You should also report the scam to Craigslist and provide as much information as possible, including your conversations with the scammer.
Report Craigslist Scams to Authorities
Depending on the type of scam—and how far it went—you may also have some additional avenues for recourse.
If it involves a high-ticket item, you can report the case to your local police, which can help you pursue charges and possibly recover any stolen money or items.
Cancel the Payment
Depending on how you paid, you can try to stop the charge or have your money returned. (If you used Venmo, for example, there might be a small window of opportunity to put a stop to your payment—but you will have to contact that company directly.)
Common Craigslist Scams
Now that you know what to look out for, here are some examples of what these people and the types of scams they run might look like in action.
Many Craigslist scammers pose as “buyers,” that is, people who are responding to your ad, supposedly interested in purchasing whatever you’re selling.
Craigslist Cashier’s Check Scams
Most of the time, these scams involve someone claiming to be overseas—or at least far enough away to avoid making an in-person payment.
Instead, they’ll offer to send you a cashier’s check or money order. But either the check will bounce, or they’ll “realize” that the cashier’s check they sent you—which is a fake—was written out for “too much,” and they’ll ask you to wire-transfer the difference over.
A majority of Craigslist scams operate on the side of the seller. It’s simply much easier for scammers to pose as sellers, take your money or information, and then disappear without ever having made good on their side of the bargain.
Craigslist Rental Scams
One of the biggest Craigslist scams is the Craigslist rental scam.
This happens when you’re looking for a home, apartment, or room to rent and are essentially asked to pay for the security deposit—and possibly several months’ worth of rent—up-front, usually before getting a chance to check out the property.
Most of the time, these are perpetrated by “landlords” that claim to be out of town, usually because a sudden work or life-related circumstance had them leave unexpectedly for an extended period. They’ll ask you to “take good care” of their home and promise to FedEx you a key after you make your payment—and possibly also give out some personal information on a rental agreement form.
Selling Items Still Being Financed
This form of Craigslist fraud is most prevalent in cars, phones, or other expensive items that tend to make their way to the online garage sale.
It may be slightly easier to discover whether a car still has a lien (loan) taken out on it (and you should always ask for a vehicle’s vehicle identification number (VIN) to double-check this information). Still, it can be much trickier with cell phones. Typically, the phone’s original buyer will pay it off over months or years through additional payments added to their phone bill.

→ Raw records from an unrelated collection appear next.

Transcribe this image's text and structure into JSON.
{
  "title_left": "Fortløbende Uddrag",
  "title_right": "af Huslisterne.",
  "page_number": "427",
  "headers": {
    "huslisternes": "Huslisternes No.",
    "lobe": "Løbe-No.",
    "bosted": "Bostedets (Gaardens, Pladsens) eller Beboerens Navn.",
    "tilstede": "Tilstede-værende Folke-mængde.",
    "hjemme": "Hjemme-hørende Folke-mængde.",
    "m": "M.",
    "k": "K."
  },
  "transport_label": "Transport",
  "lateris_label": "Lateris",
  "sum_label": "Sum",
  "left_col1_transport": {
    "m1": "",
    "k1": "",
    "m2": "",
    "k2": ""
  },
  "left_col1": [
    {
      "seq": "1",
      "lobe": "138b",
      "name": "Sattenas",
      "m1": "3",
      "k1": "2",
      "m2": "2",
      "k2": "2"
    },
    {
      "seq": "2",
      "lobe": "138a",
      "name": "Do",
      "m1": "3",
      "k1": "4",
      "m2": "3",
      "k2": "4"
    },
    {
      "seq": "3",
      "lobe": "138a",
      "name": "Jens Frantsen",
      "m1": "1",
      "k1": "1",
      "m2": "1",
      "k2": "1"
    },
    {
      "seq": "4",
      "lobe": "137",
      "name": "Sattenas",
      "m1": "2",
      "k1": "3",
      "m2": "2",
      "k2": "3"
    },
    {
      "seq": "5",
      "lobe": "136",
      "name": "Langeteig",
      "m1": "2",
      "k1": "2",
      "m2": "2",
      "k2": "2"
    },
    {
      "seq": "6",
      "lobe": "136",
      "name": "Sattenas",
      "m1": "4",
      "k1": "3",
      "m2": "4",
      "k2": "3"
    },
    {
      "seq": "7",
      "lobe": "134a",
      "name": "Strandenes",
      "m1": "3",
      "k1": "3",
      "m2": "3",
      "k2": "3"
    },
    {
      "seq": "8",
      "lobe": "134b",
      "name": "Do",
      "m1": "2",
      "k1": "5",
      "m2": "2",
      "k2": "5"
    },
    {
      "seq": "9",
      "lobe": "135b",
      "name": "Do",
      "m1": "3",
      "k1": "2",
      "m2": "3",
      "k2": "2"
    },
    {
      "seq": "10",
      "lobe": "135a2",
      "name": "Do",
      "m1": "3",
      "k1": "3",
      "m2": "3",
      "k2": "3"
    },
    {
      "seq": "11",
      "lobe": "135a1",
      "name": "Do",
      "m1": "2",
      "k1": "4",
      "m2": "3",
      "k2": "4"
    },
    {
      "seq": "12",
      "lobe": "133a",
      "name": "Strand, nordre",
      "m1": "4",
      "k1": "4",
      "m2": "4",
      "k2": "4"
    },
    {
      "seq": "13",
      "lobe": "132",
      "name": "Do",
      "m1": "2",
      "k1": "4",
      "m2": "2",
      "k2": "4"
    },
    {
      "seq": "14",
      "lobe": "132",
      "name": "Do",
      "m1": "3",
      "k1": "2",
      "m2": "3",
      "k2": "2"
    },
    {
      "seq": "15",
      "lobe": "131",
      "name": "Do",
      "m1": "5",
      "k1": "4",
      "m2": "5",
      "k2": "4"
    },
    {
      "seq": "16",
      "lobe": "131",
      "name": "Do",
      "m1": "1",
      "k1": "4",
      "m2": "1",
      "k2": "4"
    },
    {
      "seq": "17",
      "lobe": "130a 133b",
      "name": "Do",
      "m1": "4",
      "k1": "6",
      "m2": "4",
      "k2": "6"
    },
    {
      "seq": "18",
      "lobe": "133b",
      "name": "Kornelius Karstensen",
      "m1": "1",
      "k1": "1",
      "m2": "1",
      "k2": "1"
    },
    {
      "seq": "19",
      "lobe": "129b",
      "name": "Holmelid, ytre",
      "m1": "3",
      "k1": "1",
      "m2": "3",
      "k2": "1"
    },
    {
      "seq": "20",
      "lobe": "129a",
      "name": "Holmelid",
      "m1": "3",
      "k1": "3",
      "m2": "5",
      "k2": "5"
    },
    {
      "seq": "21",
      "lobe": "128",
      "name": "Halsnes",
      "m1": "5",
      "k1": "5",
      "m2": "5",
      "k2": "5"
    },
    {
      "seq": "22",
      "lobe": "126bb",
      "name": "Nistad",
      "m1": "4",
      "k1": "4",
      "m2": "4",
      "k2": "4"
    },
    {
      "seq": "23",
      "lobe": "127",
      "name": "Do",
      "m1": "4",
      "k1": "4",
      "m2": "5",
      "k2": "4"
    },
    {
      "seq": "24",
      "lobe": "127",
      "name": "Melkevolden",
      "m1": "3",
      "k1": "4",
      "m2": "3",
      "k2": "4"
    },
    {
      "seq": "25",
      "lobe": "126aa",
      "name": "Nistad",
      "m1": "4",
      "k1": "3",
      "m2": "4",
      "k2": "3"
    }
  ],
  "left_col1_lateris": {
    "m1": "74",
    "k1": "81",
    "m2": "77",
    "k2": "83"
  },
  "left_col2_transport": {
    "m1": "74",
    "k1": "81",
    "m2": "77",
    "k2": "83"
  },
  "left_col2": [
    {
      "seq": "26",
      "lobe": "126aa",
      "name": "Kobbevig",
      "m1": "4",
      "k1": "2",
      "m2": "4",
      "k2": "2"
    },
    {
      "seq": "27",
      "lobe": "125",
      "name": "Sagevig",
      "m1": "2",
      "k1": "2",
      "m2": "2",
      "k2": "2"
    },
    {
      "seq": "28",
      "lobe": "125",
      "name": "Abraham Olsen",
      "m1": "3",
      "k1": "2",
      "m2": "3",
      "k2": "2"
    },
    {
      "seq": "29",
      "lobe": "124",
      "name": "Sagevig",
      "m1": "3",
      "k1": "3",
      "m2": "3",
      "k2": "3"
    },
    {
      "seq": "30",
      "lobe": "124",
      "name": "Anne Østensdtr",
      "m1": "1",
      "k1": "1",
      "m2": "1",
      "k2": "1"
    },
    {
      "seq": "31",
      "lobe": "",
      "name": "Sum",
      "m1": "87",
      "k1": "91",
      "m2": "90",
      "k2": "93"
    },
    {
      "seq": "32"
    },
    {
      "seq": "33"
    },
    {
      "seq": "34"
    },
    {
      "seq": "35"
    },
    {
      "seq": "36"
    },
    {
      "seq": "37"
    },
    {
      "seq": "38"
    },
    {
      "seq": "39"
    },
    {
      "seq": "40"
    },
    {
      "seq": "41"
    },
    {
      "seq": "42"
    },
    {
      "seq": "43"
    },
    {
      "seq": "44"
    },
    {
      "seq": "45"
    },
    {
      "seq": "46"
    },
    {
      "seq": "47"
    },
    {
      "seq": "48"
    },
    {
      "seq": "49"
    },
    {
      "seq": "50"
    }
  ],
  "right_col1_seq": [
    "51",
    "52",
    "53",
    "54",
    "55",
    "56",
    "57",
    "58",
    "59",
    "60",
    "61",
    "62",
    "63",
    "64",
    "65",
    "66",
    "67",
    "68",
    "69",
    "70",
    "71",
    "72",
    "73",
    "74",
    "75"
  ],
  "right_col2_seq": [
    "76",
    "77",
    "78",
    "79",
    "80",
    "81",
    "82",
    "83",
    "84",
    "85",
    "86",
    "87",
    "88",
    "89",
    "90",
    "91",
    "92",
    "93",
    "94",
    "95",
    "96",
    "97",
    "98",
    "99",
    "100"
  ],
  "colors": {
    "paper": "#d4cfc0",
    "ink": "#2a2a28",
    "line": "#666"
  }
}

And if they stop making those payments, retribution can be swift—and brutal. They can switch off their cell phone service, and your number can get blacklisted just days after a missed payment. And when it comes to cars, the overdue loans are often put in the hands of debt collectors and less-than-friendly repo businesses.
Fake Escrow Accounts
It didn’t take long for scammers to realize that people were rightfully wary of sending money off to strangers from the internet. Another type of popular scam blossomed in the wake of that knowledge—utilizing the escrow, or “third party” account, for payments.
Escrows are essentially middlemen, a neutral business handling the money on behalf of both parties, making them an attractive option for many online sales—especially those on more expensive items like cars. And there are, indeed, many legitimate online escrow businesses out there.
But in the scam version of this scenario, the escrow company recommended by the seller is a fraud. These fake escrow sites can either be used to steal money from you directly, steal your personal information, or both.